Bridges Ventures backs UK's first active healthcare SIB
Bridges Ventures will invest £1.65m in a new social impact bond (SIB) that has been designed to improve the health outcomes of over 11,000 people in the north of England.
This is now the 13th SIB to be backed by Bridges Ventures – the specialist fund manager which is dedicated to sustainable and impact investment and was founded by “the father of British venture capital” Sir Ronald Cohen.
Antony Ross, partner and head of Social Sector Funds at Bridges Ventures, said: “This pioneering SIB is the result of an unprecedented collaboration between local GPs, the Newcastle West Clinical Commissioning Group (CCG) and the local voluntary sector. We’re very excited about the potentially powerful impact it could have on the health outcomes of people with long-term conditions in the local area.”
The Ways to Wellness SIB has been commissioned by NHS Newcastle West CCG (NWCCG), Big Lottery Fund’s Commissioning Better Outcomes Fund and the Cabinet Office’s Social Outcomes Fund.
Dr.
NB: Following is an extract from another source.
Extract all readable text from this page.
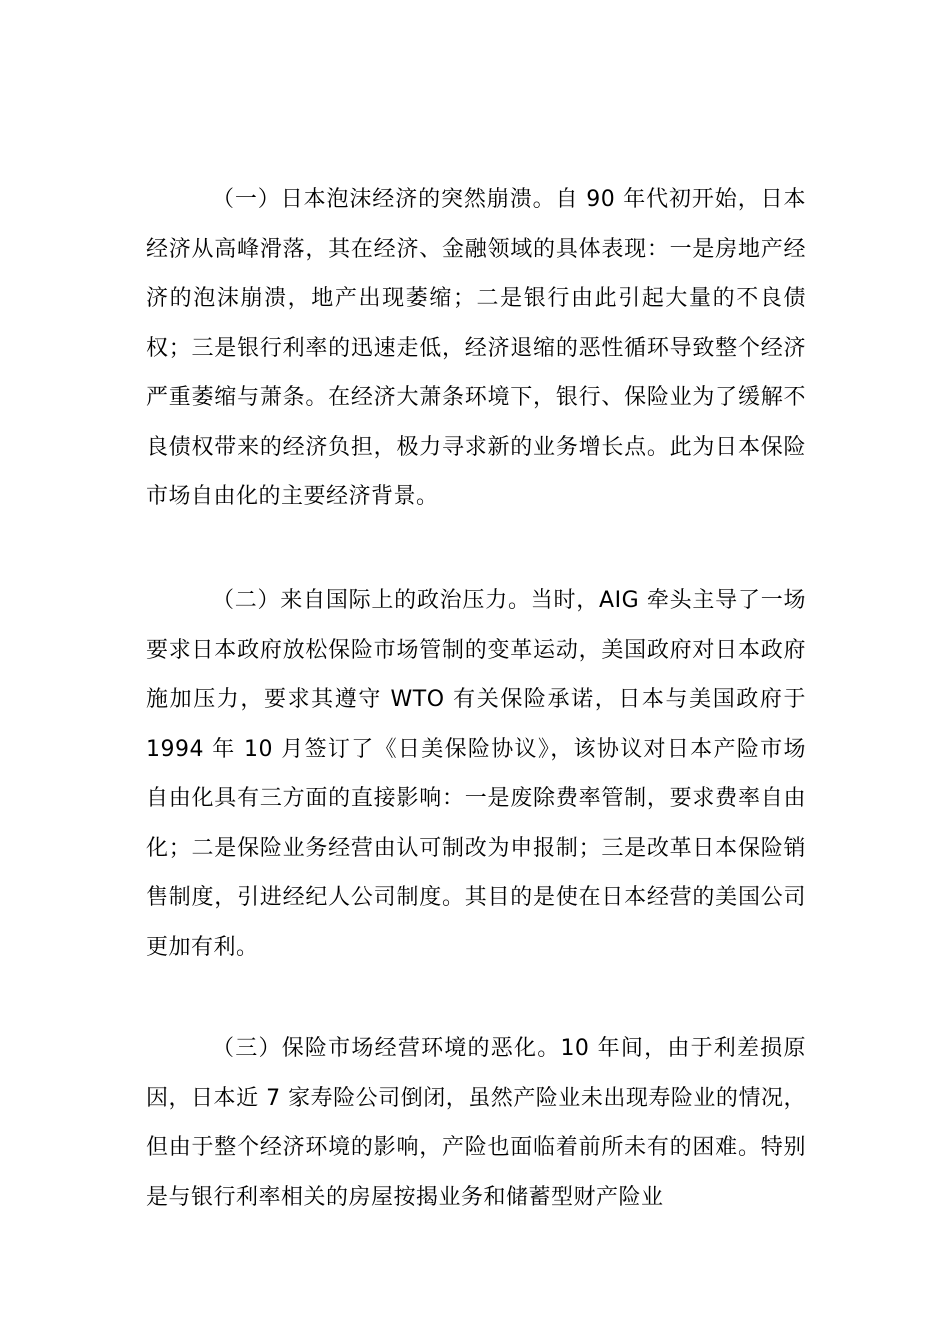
（一）日本泡沫经济的突然崩溃。自 90 年代初开始，日本经济从高峰滑落，其在经济、金融领域的具体表现：一是房地产经济的泡沫崩溃，地产出现萎缩；二是银行由此引起大量的不良债权；三是银行利率的迅速走低，经济退缩的恶性循环导致整个经济严重萎缩与萧条。在经济大萧条环境下，银行、保险业为了缓解不良债权带来的经济负担，极力寻求新的业务增长点。此为日本保险市场自由化的主要经济背景。

（二）来自国际上的政治压力。当时，AIG 牵头主导了一场要求日本政府放松保险市场管制的变革运动，美国政府对日本政府施加压力，要求其遵守 WTO 有关保险承诺，日本与美国政府于 1994 年 10 月签订了《日美保险协议》，该协议对日本产险市场自由化具有三方面的直接影响：一是废除费率管制，要求费率自由化；二是保险业务经营由认可制改为申报制；三是改革日本保险销售制度，引进经纪人公司制度。其目的是使在日本经营的美国公司更加有利。

（三）保险市场经营环境的恶化。10 年间，由于利差损原因，日本近 7 家寿险公司倒闭，虽然产险业未出现寿险业的情况，但由于整个经济环境的影响，产险也面临着前所未有的困难。特别是与银行利率相关的房屋按揭业务和储蓄型财产险业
Guy Pilkington, chair of NHS Newcastle West CCG, said: “We are really pleased and excited by the opportunity of working with Ways To Wellness to improve the health of 11,000 people in Newcastle over the next few years with long term health conditions.”
Ways to Wellness is a newly-formed organisation that aims to use non-medical interventions – for example education support programmes for people with a history of substance abuse – to achieve sustainable lifestyle changes and improve self-care among people with long-term health conditions such as diabetes, asthma and heart disease.
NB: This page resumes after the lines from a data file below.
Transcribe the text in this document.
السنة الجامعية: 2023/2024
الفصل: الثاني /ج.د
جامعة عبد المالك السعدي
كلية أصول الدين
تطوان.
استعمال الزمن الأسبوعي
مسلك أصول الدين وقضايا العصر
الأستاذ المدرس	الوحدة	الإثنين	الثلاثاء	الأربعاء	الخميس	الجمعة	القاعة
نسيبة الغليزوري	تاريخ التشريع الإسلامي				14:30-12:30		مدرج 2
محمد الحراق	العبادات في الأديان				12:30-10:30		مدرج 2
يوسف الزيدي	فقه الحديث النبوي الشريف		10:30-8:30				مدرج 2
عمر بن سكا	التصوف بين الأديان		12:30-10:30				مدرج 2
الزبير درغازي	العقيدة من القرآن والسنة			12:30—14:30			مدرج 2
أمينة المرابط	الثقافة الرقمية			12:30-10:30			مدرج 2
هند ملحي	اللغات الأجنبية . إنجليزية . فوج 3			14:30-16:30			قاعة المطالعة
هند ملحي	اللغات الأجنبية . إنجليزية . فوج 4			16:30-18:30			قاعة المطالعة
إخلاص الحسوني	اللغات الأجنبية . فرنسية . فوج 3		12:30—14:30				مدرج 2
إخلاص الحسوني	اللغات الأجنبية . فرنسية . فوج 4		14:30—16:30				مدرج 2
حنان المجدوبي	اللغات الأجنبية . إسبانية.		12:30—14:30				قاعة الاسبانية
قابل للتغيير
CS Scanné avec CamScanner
Health WORKS Newcastle programme. Photo credit: Ways to Wellness
Patients will be referred directly onto the Ways to Wellness programme by their GP and will remain on it for an average of 21 months. The aim is to improve their ability to manage their illness – through healthier behaviours, increased community participation, and better access to specialist health services.
70% of national NHS spend goes towards providing support and treatment to the over 15 million people in the UK who suffer from long-term health conditions. The four social sector organisations who have been selected to provide the non-medical services are: Changing Lives, First Contact Clinical, HealthWORKS Newcastle and Mental Health Concern.
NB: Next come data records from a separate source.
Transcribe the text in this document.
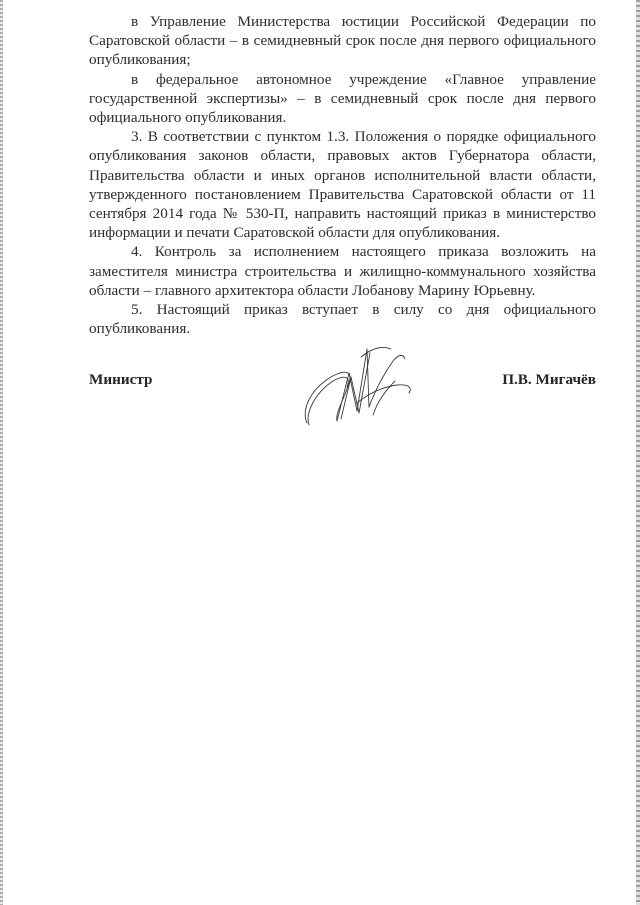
в Управление Министерства юстиции Российской Федерации по Саратовской области – в семидневный срок после дня первого официального опубликования;

в федеральное автономное учреждение «Главное управление государственной экспертизы» – в семидневный срок после дня первого официального опубликования.

3. В соответствии с пунктом 1.3. Положения о порядке официального опубликования законов области, правовых актов Губернатора области, Правительства области и иных органов исполнительной власти области, утвержденного постановлением Правительства Саратовской области от 11 сентября 2014 года № 530-П, направить настоящий приказ в министерство информации и печати Саратовской области для опубликования.

4. Контроль за исполнением настоящего приказа возложить на заместителя министра строительства и жилищно-коммунального хозяйства области – главного архитектора области Лобанову Марину Юрьевну.

5. Настоящий приказ вступает в силу со дня официального опубликования.

Министр	П.В. Мигачёв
The contracts with these organisations are structured on an ‘outcomes payment’ basis, so investors will only be paid according to the level of improvement in health outcomes achieved. The Big Lottery Fund will pay up to £2 million in outcomes payments and the Cabinet Office up to £1 million. The SIB will start next week and will run for an initial seven years.
It’s fair to say that not everyone is sold on the idea of SIBs. Concerns have been raised about the demands placed on the service providers in the setting up of a SIB – copious amounts of form filling and bureaucracy that some social sector organisations do not have to capacity to comply with.
The key driver of this should be the commissioners deciding they want to contract for outcomes rather than for inputs.
Ross told Pioneers Post: “In terms of the systems, support and reporting there is a need for organisations to gear up their monitoring and reporting capabilities but I don’t think that’s beyond what we all feel is going to be beneficial for these type of contracts – it’s enabling us to collect data to inform us what’s working and what isn’t.
“Certainly the smaller organisations we have worked with have embraced that and accepted it as the default way in which they are working.”
Concerns have also been raised about the increasing momentum around SIBs globally, despite the fact those active are still very early stage. Referring to the Department for Work and Pensions’ Innovation Fund, Ross said: “I think we are seeing some encouraging process and results.
“We’re certainly not in the mature stage of the market. But I think when it comes down to it, the key driver will be the commissioners deciding they want to contract for outcomes rather than for inputs. It’s the commissioners that need to see the evidence that what they’re commissioning is better value and delivering better outcomes.”
The Ways to Wellness SIB is the first in the world specifically designed to help people with long-term health conditions.
Professor Chris Drinkwater CBE, Chair, Ways to Wellness, said: “It has immense potential for replication and, as a charity, Ways to Wellness proposes to share the lessons we learn along the way.”